That whole fear of not being good enough drove me to a workaholic faith. The thought of never being good enough translated into never doing enough. I would look at other people’s lives (playing the comparison game) and think they were doing so much more eternally worthy things in their lives. I would go into panic mode and start analyzing what I was doing and what else I could be doing. All the while, I was working so hard to make everything in my life look perfect (which obviously is impossible).
And if I wasn’t perfect, I thought something was wrong – so something was always wrong and I was constantly trying to fix myself. And I thought my faith was just “not enough” (there are those two words again).

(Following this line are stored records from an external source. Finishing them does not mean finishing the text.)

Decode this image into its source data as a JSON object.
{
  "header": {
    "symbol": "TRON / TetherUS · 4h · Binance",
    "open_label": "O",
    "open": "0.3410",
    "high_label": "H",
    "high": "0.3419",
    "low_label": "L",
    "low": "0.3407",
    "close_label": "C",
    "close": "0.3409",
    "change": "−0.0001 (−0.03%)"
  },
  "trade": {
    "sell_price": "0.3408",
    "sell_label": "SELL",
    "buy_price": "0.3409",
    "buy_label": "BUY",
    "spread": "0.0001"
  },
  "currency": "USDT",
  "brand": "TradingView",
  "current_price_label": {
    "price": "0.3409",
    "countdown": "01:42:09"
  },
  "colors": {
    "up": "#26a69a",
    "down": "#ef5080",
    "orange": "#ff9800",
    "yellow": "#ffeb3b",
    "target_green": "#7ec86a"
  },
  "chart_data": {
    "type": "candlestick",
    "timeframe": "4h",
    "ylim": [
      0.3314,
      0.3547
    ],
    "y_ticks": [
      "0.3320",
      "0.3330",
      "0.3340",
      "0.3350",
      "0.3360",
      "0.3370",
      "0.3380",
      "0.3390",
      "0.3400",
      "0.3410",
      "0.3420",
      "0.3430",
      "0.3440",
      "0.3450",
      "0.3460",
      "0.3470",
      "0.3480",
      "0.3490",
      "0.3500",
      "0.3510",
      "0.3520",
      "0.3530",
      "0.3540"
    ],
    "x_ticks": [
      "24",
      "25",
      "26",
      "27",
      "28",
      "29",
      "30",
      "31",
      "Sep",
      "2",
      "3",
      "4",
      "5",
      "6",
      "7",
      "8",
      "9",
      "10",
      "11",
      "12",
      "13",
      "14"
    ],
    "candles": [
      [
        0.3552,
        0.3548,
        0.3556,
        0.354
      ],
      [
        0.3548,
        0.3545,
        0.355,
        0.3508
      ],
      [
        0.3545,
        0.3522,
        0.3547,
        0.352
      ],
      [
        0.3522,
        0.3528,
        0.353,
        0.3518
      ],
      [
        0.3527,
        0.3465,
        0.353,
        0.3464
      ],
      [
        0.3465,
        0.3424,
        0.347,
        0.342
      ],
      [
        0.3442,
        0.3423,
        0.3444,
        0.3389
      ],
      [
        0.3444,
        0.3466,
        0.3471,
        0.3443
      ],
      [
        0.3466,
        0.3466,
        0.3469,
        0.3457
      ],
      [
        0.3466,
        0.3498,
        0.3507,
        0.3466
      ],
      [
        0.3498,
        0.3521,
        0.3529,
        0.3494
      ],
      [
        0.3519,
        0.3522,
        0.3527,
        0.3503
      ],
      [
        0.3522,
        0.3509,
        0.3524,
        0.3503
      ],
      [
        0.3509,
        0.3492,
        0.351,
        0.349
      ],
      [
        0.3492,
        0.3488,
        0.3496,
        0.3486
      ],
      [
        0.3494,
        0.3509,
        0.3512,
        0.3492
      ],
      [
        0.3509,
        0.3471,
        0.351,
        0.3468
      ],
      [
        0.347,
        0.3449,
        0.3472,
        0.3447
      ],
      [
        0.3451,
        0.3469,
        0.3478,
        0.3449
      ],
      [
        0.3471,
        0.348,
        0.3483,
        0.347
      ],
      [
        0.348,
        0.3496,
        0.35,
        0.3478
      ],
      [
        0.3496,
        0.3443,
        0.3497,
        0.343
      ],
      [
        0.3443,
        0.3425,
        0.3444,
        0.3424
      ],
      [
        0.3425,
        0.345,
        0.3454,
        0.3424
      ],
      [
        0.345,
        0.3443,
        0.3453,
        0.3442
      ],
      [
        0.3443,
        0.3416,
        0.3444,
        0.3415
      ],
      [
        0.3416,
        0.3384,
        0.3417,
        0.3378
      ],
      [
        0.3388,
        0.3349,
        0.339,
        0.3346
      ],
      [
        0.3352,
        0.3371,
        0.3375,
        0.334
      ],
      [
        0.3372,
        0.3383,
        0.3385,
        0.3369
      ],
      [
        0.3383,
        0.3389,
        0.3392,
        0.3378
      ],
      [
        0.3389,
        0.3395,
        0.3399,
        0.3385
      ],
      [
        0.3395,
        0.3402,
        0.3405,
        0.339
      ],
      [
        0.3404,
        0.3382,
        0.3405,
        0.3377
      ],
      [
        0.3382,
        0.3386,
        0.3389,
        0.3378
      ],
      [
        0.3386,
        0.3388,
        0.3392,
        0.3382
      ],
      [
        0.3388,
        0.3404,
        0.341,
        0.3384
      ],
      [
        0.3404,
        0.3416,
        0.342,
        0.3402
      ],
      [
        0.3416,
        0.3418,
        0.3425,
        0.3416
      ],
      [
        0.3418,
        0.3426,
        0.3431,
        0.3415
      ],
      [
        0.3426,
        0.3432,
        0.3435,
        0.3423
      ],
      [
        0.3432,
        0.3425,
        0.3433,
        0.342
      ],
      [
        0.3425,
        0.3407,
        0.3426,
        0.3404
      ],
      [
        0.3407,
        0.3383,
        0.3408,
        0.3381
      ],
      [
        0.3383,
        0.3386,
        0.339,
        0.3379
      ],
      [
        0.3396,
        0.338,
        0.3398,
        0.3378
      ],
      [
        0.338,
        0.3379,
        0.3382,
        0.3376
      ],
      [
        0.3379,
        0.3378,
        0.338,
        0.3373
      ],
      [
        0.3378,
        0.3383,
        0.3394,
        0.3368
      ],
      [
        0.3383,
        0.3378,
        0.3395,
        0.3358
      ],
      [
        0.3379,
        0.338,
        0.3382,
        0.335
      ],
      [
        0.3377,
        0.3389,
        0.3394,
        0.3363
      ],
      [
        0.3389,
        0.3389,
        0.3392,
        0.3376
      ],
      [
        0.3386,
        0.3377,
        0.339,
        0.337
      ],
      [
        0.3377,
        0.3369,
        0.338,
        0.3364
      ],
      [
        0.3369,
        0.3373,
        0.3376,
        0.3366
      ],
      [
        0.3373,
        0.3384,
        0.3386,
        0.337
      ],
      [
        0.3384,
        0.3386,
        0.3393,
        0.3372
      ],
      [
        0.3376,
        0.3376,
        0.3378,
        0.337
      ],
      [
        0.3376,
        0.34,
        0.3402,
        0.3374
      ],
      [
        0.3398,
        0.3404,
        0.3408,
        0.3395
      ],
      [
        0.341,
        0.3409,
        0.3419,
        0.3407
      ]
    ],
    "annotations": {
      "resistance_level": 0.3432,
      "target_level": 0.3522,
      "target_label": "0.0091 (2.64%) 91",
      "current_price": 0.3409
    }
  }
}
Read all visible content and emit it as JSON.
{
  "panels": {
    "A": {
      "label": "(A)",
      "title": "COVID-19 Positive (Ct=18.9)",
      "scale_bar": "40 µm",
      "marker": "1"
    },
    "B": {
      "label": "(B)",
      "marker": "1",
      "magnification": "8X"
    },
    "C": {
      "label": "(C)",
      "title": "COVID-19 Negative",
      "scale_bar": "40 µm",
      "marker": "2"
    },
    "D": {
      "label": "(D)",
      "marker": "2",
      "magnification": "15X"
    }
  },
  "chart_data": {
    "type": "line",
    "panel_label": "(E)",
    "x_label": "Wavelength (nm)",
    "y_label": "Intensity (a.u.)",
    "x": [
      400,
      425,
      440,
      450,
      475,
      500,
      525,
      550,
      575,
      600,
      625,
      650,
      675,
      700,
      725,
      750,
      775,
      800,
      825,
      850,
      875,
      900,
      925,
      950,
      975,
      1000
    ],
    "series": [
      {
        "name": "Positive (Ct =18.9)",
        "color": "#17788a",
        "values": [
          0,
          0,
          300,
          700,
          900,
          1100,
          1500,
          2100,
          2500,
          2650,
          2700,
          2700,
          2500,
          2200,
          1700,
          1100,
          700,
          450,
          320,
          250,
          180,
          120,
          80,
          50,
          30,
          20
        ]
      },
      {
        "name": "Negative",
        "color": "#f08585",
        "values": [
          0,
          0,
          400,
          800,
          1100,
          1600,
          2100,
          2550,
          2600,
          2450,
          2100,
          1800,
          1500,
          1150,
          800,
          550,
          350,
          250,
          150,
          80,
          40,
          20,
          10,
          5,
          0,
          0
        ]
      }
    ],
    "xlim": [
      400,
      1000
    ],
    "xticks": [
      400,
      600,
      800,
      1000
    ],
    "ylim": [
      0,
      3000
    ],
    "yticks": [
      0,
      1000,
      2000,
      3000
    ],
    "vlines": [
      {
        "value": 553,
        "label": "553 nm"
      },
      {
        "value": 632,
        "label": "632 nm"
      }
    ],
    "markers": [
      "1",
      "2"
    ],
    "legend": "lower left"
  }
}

I was totally over-thinking the “faith without works is dead” thing (James 2:26). This morning, I was reminded by my daily Bible verse on YouVersion, that it is so much simpler than that.
“for it is God who works in you, both to will and to work for his good pleasure.” (Philippians 2:13)
The more I tried to will myself to do work for God’s good pleasure, the more circles I ran around what really matters. Pretty soon, I would run myself into the ground. Thank the Lord, He does not leave us where we are.
And thank the Lord for Bob Goff. It was in his book, Love Does that I was introduced to the “Palms Open” way of living. I’m sure God has tried to run this idea by me several times, but it finally clicked when I read Love Does.
With everything I own, I do, I love, I have a passion for, God is simply calling me to keep my palms open. I have to be willing to give it all up at the drop of a hat.
So all the goals I set every year, I have to be willing to give them up. The plans I made for today, I have to be flexible to let go of all or part of them if something more important comes up. I have to say “no” to some really good ideas, so I can FOCUS on the things that really matter. I have to be willing to give up my pride and risk talking about Jesus even if I will get weird looks or maybe even … offend someone. I have to be real and post imperfect pictures on Instagram even though I may lose some followers or if scoffers claim I’m not a “professional.”
That word “willing” is really important. God fills our hands with so many blessings and He wants us to keep our palms open instead of clenching our fists tightly around those blessings. And then there are times He asks us to actually lay down those blessings. I’ll talk about that in another post.
What are those things that you have trouble loosening your grip on?
For me, it’s
- Other people’s opinions of me.
- My art.
- My peace and quiet.
- My clean counters.
- My business.
It is my greatest hope is to live with my palms always open and upward day after day.